Haidee VandenbergheCountryman

Pastoralists are demanding an inquiry into the government agency that controls the harvest and sale of native sandalwood.

This week their concerns over what they claim are unjust and unsustainable practices were raised in State Parliament.

On Tuesday, a petition calling for a royal commission into the Forest Products Commission's (FPC) sandalwood activities was tabled in parliament by Mining and Pastoral Region MLC Wendy Duncan.

It was instigated by Menzies pastoralist Keith Mader who has been waging war against the FPC for nearly two years.

The Goldfields cattle producer said since contractors began collecting the valuable native timber on his station, they had made hundreds of tracks and cleared thousands of acres, all without any sign of rehabilitating the fragile rangeland ecosystem.

Mr Mader believes the contractors' activities on his station equate to environmental vandalism.

Until the tabling in parliament of the petition, which had almost 2000 signatures, his pleas for an investigation into the FPC's sandalwood arm had fallen on deaf ears.

Mr Mader claims the FPC will make millions of dollars from the sandalwood harvested on his property but will leave him with a damage bill.

"They've caused millions of dollars of damage and I want them to rehabilitate it," he said. "At the end of the five years our place is a mess and they just walk away from it and move onto the next station."

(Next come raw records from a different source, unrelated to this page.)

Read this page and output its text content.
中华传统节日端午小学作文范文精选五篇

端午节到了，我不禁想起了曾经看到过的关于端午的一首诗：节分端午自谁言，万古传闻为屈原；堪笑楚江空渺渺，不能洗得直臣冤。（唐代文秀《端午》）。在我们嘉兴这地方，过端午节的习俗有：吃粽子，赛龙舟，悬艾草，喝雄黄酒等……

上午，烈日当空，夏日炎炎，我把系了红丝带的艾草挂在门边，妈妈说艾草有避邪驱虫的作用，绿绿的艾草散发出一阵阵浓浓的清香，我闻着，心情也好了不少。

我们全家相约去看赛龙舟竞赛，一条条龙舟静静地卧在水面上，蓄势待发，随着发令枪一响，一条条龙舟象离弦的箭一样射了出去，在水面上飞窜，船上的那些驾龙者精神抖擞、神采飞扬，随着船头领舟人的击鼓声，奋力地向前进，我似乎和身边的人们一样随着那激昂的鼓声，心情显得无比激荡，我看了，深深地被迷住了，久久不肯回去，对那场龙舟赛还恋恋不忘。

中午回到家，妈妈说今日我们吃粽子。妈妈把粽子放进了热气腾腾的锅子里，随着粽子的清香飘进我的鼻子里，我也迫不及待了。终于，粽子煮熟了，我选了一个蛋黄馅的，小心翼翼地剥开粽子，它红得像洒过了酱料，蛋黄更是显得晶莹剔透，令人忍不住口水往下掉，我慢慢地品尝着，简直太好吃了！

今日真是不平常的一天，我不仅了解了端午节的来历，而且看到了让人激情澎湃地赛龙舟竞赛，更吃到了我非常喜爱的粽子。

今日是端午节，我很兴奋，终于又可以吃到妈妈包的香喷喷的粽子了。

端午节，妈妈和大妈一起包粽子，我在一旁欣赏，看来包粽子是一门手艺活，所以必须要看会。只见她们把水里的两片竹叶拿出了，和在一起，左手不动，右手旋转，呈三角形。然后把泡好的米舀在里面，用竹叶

Mr Mader is not the only pastoralist fed up with what he describes as unjust and inequitable sandalwood practices.

The issue was one of the concerns unearthed by a recent review into sustainability in the Southern Rangelands, chaired by Ms Duncan.

Pastoralists and Graziers Association (PGA) pastoral and livestock executive officer Ian Randles said that the issue was about viability of pastoralists.

Under the current conditions, tenders to harvest sandalwood are open to all, even if the wood is located on a pastoral lease. Despite paying land lease payments to the Government, pastoralists do not necessarily have the right to harvest sandalwood on their own land.

It's a situation Mr Randles said had to change.

"There it is sitting on their land and they can't access it," he said. "They're paying a rental to graze animals in difficult circumstances and it's hard to earn an income from grazing animals out there any more."

The PGA wants the sandalwood industry to be reformed and, like Mr Mader, it believes pastoralists should play a greater role in harvesting the lucrative resource if it is located on their land.

"We have one simple request," Mr Randles said. "The leaseholder of a pastoral lease where sandalwood occurs should be allowed first right of refusal to harvest that sandalwood under the same conditions that a sandalwood tenderer would accept."

Mr Mader said if pastoralists were in control of harvesting on their own properties, they were more likely to carefully monitor the environmental consequences as well as turn a profit.

It is an issue Ms Duncan is keen to see tackled by the Government.

She said although a royal commission might not be necessary, an inquiry into the sandalwood issue was warranted.

"Pastoralists in particular are concerned about the fact that it's very difficult to get a quota to harvest and sell sandalwood," she said. "They don't have the opportunity to sell it in a free market - it has to go through the FPC.

"Furthermore … they can't grow sandalwood on their properties and own the outcome.

"Sandalwood trees that are grown on a pastoral property are owned by the Government and that is where the legislation needs to be amended."

Ms Duncan said the issue went further than pastoralists - processors and others in the sandalwood supply chain also had concerns about how the industry was structured.

"There are other issues relating to how processors in Australia get access to Australian sandalwood and whether there is any room in some of the contracts that have been let by the FPC for other parties to come into the game," she said.

The FPC has rejected the need for an inquiry or royal commission.

"The FPC does not support an inquiry as previous unsubstantiated allegations have been investigated at length by a number of independent parties including the Corruption and Crime Commission and the Ombudsman," a spokeswoman said.

"On each occasion these allegations and complaints have been found to be without foundation."

The spokeswoman also said pastoralists were encouraged to participate in the industry by tendering for harvesting and carting contracts and that the FPC operated within strict environmental guidelines.

After being tabled, the petition is sent to the Environment and Public Affairs Committee, which decides whether to investigate the petition.